Elassandra data modeling: When to create a secondary index and when not to

280 views Asked by At

I'm not an absolute expert of Cassandra, but what I know (correct me if I'm wrong) is that creating a secondary index for all the fields in a data model is an anti-pattern.

I'm using Elassandra and my data model looks like this :

  • A users object that represents a user, with : userID, name, phone, e-mail, and all kind of infos on users (say these users are selling things)
  • A sales object that represent a sale made by the user, with : saleID, userID, product name, price, etc. (There can be a lot more fields)

Given that I want to make complex searches on the user (search by phone, search by e-mail, etc etc) only on name, e-mail and phone, is it a good idea to create the 3 following tables from this data model :

  • "User core" table with only userID, name, phone and e-mail (fields for search) [Table fully indexed and mapped in Elasticsearch]
  • "User info" table with userID + the other infos [Table not indexed or mapped in Elasticsearch]
  • "Sales" table with userID, saleID, product name, price, etc. [Table not indexed or mapped in Elasticsearch]

I see at least one advantage : Any kind of indexation (or reindexation when changes happen) and associated costs will happen only if there is a change in the "User core" table, which should not change too frequently. Also, if I need to get all other infos (User other infos or sales), I can just make 2 queries: 1 in "User core" to get the userID and 1 in the other table (with the userID) to get the other data.

But I'm not sure this is a good pattern, or maybe I should not worry about secondary indexation and just basically index any other table ?

In a more summarized way, what are the key reasons to chose - a secondary index like Elasticsearch in Elassandra - VS - denormalizing tables and use partition&clustering keys - ?

Please feel free to ask if you need more examples on my use case.

2

There are 2 answers

4
Erick Ramirez On

You should not normalise the tables when you're using Cassandra.

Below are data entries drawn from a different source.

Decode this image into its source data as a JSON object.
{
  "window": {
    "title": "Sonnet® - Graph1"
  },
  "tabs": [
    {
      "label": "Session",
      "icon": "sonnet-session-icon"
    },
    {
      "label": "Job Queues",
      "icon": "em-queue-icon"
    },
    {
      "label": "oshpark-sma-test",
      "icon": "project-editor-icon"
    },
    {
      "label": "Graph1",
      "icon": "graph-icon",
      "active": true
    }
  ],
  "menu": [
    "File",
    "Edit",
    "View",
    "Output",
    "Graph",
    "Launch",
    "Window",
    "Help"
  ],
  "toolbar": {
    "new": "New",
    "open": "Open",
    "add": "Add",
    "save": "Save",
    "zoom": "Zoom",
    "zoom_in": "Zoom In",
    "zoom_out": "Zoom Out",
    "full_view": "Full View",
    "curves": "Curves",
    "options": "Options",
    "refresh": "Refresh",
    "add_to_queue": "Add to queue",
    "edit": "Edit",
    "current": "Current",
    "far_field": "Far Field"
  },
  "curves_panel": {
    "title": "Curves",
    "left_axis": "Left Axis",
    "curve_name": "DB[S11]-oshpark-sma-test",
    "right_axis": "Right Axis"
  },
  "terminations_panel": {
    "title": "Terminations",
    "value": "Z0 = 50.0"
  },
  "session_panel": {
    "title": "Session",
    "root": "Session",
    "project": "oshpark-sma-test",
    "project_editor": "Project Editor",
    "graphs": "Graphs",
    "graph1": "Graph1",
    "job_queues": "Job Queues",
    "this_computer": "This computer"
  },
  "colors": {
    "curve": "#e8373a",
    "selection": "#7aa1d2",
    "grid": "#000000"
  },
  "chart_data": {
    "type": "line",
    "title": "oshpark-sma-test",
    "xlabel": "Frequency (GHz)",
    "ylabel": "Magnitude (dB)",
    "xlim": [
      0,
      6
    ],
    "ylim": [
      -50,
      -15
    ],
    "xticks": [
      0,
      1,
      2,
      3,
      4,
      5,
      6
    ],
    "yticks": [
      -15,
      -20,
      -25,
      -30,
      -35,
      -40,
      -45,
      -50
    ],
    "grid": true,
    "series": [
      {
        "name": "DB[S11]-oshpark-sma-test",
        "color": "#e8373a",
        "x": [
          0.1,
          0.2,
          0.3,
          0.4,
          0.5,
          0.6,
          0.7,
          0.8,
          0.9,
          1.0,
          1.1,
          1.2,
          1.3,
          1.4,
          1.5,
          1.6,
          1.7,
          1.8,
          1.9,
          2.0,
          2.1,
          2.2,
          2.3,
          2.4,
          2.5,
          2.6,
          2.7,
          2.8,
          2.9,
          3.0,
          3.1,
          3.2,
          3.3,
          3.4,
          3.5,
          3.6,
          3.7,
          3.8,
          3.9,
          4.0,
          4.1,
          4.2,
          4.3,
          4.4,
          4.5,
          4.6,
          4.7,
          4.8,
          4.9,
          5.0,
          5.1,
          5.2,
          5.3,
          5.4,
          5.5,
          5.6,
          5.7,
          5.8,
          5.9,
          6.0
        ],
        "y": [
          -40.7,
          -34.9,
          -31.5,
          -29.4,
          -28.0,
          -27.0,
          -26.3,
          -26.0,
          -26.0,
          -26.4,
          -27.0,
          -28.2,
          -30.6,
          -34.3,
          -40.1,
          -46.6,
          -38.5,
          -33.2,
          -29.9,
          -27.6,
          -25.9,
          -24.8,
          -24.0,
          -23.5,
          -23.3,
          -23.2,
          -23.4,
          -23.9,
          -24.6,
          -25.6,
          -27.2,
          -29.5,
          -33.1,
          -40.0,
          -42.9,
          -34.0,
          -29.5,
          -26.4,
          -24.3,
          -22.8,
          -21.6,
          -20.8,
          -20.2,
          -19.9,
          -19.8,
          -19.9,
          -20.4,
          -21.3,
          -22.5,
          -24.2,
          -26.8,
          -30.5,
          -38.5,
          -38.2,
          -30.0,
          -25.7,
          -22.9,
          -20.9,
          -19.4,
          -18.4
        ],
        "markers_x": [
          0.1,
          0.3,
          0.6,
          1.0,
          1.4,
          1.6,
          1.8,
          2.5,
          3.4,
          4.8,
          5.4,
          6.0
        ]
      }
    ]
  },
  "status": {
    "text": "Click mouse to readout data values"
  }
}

The most important aspect of data modelling for Cassandra is to design one table for each application query. To put it another way, you should always denormalise your tables.

After you've modelled a table for each query, index the table with Elassandra which contains the most columns that you need to query.

It's important to note that Elassandra is not a magic bullet. In a lot of cases, you do not need to index the tables if you have modelled them against your application queries correctly.

The use case for Elassandra is to take advantage of features such as free-form text search, faceting, boosting, etc., but it will not be as performant as a native table. The fact is index lookups require more "steps" than a straight-forward single-partition Cassandra read. Of course, YMMV depending on your use case and access patterns. Cheers!

0
Alex Tbk On

I dont think Erick´s answer is fully correct in case of Elassandra. It is correct that native Cassandra queries will outperform elastic and in pure cassandra you should wrap your tables around the queries.

But if you prefer flexibility over performance (and this is why you mainly choose to use elassandra), you can use cassandra as primary storage and benefit from cassandra´s replication performance and index the tables for search in elastic.

This enables you to be flexible on the search side and still be sure not to lose data, in case something goes wrong on the elastic side.

In fact on production we use a combination of both: tables have its partition / clustering keys and are indexed in elastic (when necessary). In backend you can decide, if you can query by cassandra keys or if elastic is required.